BREAKING NEWS

Allawi says Iraq headed for 'sectarian autocracy'

BAGHDAD - The head of the Sunni-backed Iraqiya political bloc said Iraq "stands on the brink of disaster" and issued a list of demands on Wednesday in a political crisis triggered by charges against a Sunni leader.
Iraqiya leader Iyad Allawi, in an editorial for the New York Times, said Iraq was heading towards a "sectarian autocracy that carries with it the threat of devastating civil war."

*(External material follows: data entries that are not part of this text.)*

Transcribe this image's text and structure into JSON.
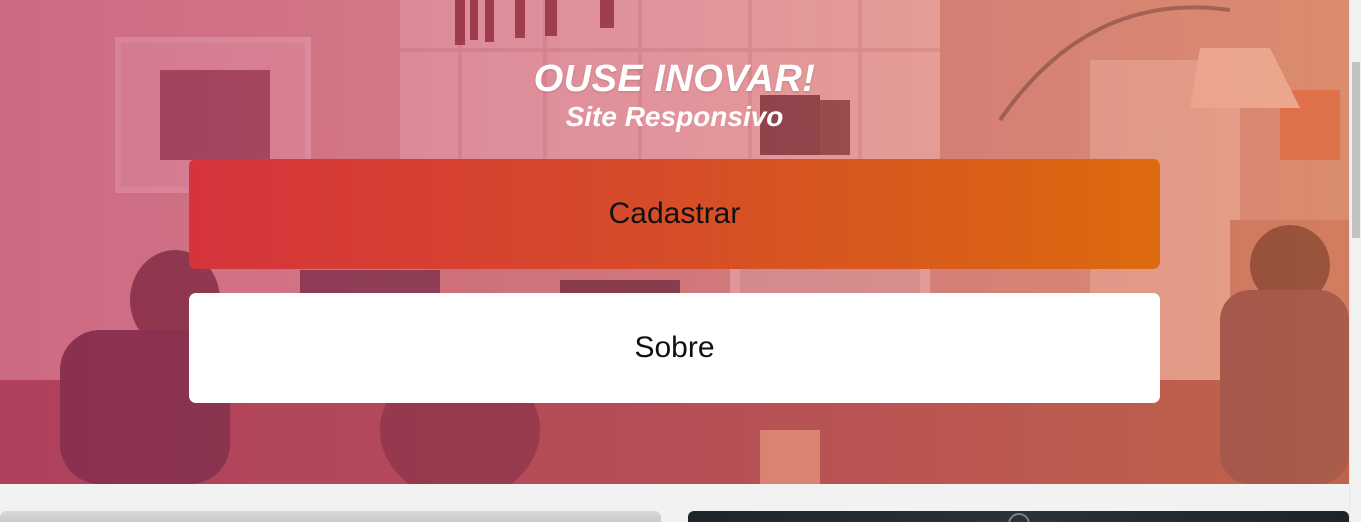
{
  "hero": {
    "title": "OUSE INOVAR!",
    "subtitle": "Site Responsivo",
    "background_image": "office-photo",
    "overlay_colors": [
      "#c43a68",
      "#e87848"
    ]
  },
  "buttons": {
    "primary_label": "Cadastrar",
    "secondary_label": "Sobre",
    "primary_gradient": [
      "#d5343b",
      "#dc6a0e"
    ],
    "secondary_color": "#ffffff"
  },
  "cards": {
    "left_image": "light-gray-photo",
    "right_image": "dark-photo"
  }
}
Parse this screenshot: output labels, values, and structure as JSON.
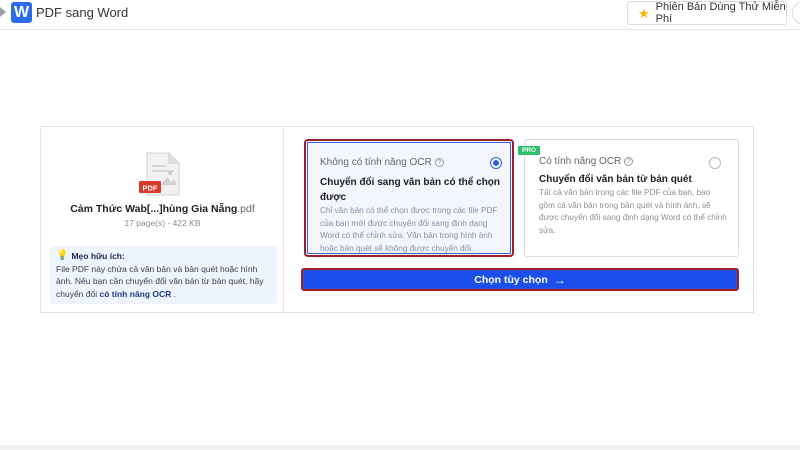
{
  "header": {
    "logo_letter": "W",
    "app_title": "PDF sang Word",
    "trial_label": "Phiên Bản Dùng Thử Miễn Phí",
    "trial_icon": "star-icon"
  },
  "file": {
    "name": "Cảm Thức Wab[...]hùng Gia Nẵng",
    "ext": ".pdf",
    "meta": "17 page(s) - 422 KB",
    "badge": "PDF"
  },
  "tip": {
    "title": "Mẹo hữu ích:",
    "text_before": "File PDF này chứa cả văn bản và bản quét hoặc hình ảnh. Nếu bạn cần chuyển đổi văn bản từ bản quét, hãy chuyển đổi ",
    "link": "có tính năng OCR",
    "text_after": " ."
  },
  "options": {
    "no_ocr": {
      "heading": "Không có tính năng OCR",
      "title": "Chuyển đổi sang văn bản có thể chọn được",
      "description": "Chỉ văn bản có thể chọn được trong các file PDF của bạn mới được chuyển đổi sang định dạng Word có thể chỉnh sửa. Văn bản trong hình ảnh hoặc bản quét sẽ không được chuyển đổi.",
      "selected": true
    },
    "ocr": {
      "badge": "PRO",
      "heading": "Có tính năng OCR",
      "title": "Chuyển đổi văn bản từ bản quét",
      "description": "Tất cả văn bản trong các file PDF của bạn, bao gồm cả văn bản trong bản quét và hình ảnh, sẽ được chuyển đổi sang định dạng Word có thể chỉnh sửa.",
      "selected": false
    }
  },
  "action": {
    "label": "Chọn tùy chọn",
    "arrow": "→"
  },
  "colors": {
    "accent": "#1a4fea",
    "highlight_border": "#a01d2d",
    "pro_badge": "#2ebd6b",
    "pdf_red": "#d93a2b"
  }
}
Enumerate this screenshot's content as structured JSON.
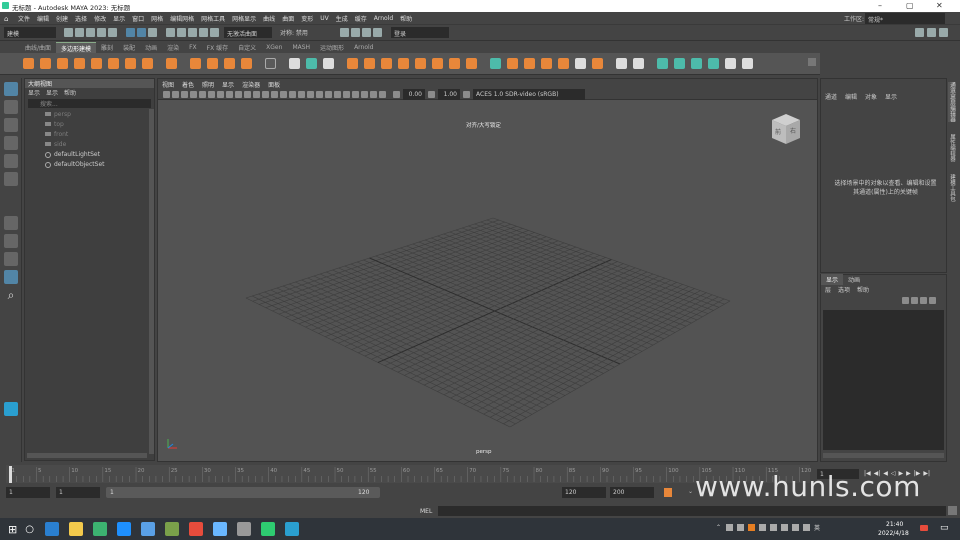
{
  "titlebar": {
    "title": "无标题 - Autodesk MAYA 2023: 无标题",
    "min": "–",
    "max": "▢",
    "close": "✕"
  },
  "menubar": {
    "items": [
      "文件",
      "编辑",
      "创建",
      "选择",
      "修改",
      "显示",
      "窗口",
      "网格",
      "编辑网格",
      "网格工具",
      "网格显示",
      "曲线",
      "曲面",
      "变形",
      "UV",
      "生成",
      "缓存",
      "Arnold",
      "帮助"
    ],
    "workspace_label": "工作区:",
    "workspace_value": "常规*"
  },
  "statusline": {
    "mode": "建模",
    "no_live_surface": "无激活曲面",
    "symmetry": "对称: 禁用",
    "login": "登录"
  },
  "shelf": {
    "tabs": [
      "曲线/曲面",
      "多边形建模",
      "雕刻",
      "装配",
      "动画",
      "渲染",
      "FX",
      "FX 缓存",
      "自定义",
      "XGen",
      "MASH",
      "运动图形",
      "Arnold"
    ],
    "active_tab": "多边形建模"
  },
  "outliner": {
    "title": "大纲视图",
    "menu": [
      "显示",
      "显示",
      "帮助"
    ],
    "search_placeholder": "搜索...",
    "items": [
      {
        "label": "persp",
        "type": "camera",
        "dim": true
      },
      {
        "label": "top",
        "type": "camera",
        "dim": true
      },
      {
        "label": "front",
        "type": "camera",
        "dim": true
      },
      {
        "label": "side",
        "type": "camera",
        "dim": true
      },
      {
        "label": "defaultLightSet",
        "type": "set",
        "dim": false
      },
      {
        "label": "defaultObjectSet",
        "type": "set",
        "dim": false
      }
    ]
  },
  "viewport": {
    "menu": [
      "视图",
      "着色",
      "照明",
      "显示",
      "渲染器",
      "面板"
    ],
    "exposure": "0.00",
    "gamma": "1.00",
    "colorspace": "ACES 1.0 SDR-video (sRGB)",
    "hud_title": "对齐/大写锁定",
    "camera_label": "persp",
    "viewcube_front": "前",
    "viewcube_right": "右"
  },
  "channelbox": {
    "menu": [
      "通道",
      "编辑",
      "对象",
      "显示"
    ],
    "message": "选择场景中的对象以查看、编辑和设置其通道(属性)上的关键帧"
  },
  "layers": {
    "tabs": [
      "显示",
      "动画"
    ],
    "menu": [
      "层",
      "选项",
      "帮助"
    ]
  },
  "sidetabs": [
    "通道盒/层编辑器",
    "属性编辑器",
    "建模工具包"
  ],
  "timeline": {
    "ticks": [
      "1",
      "5",
      "10",
      "15",
      "20",
      "25",
      "30",
      "35",
      "40",
      "45",
      "50",
      "55",
      "60",
      "65",
      "70",
      "75",
      "80",
      "85",
      "90",
      "95",
      "100",
      "105",
      "110",
      "115",
      "120"
    ],
    "current_frame": "1"
  },
  "range": {
    "start": "1",
    "playback_start": "1",
    "slider_start": "1",
    "slider_end": "120",
    "playback_end": "120",
    "end": "200"
  },
  "cmdline": {
    "label": "MEL"
  },
  "taskbar": {
    "time": "21:40",
    "date": "2022/4/18"
  },
  "watermark": "www.hunls.com",
  "colors": {
    "accent": "#5285a6",
    "shelf_orange": "#e8873a",
    "shelf_teal": "#4dbbaa"
  }
}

Sectarian tensions are running high in Iraq ten days after the last U.S. troops pulled out. Shi'ite Prime Minister Nuri al-Maliki has sought the arrest of Sunni Vice President Tareq al-Hashemi, accused of running death squads.
The commentary, co-authored by Iraqiya officials Osama al-Nujaifi, the parliament speaker, and Rafie al-Esawi, the finance minister, said bloc leaders were being "hounded and threatened by Mr. Maliki, who is attempting to drive us out of Iraqi political life and create an authoritarian one-party state."
The political crisis, Iraq's worst in a year, threatens Maliki's fragile year-old coalition government, an alliance of Shi'ite, Sunni and Kurdish political blocs.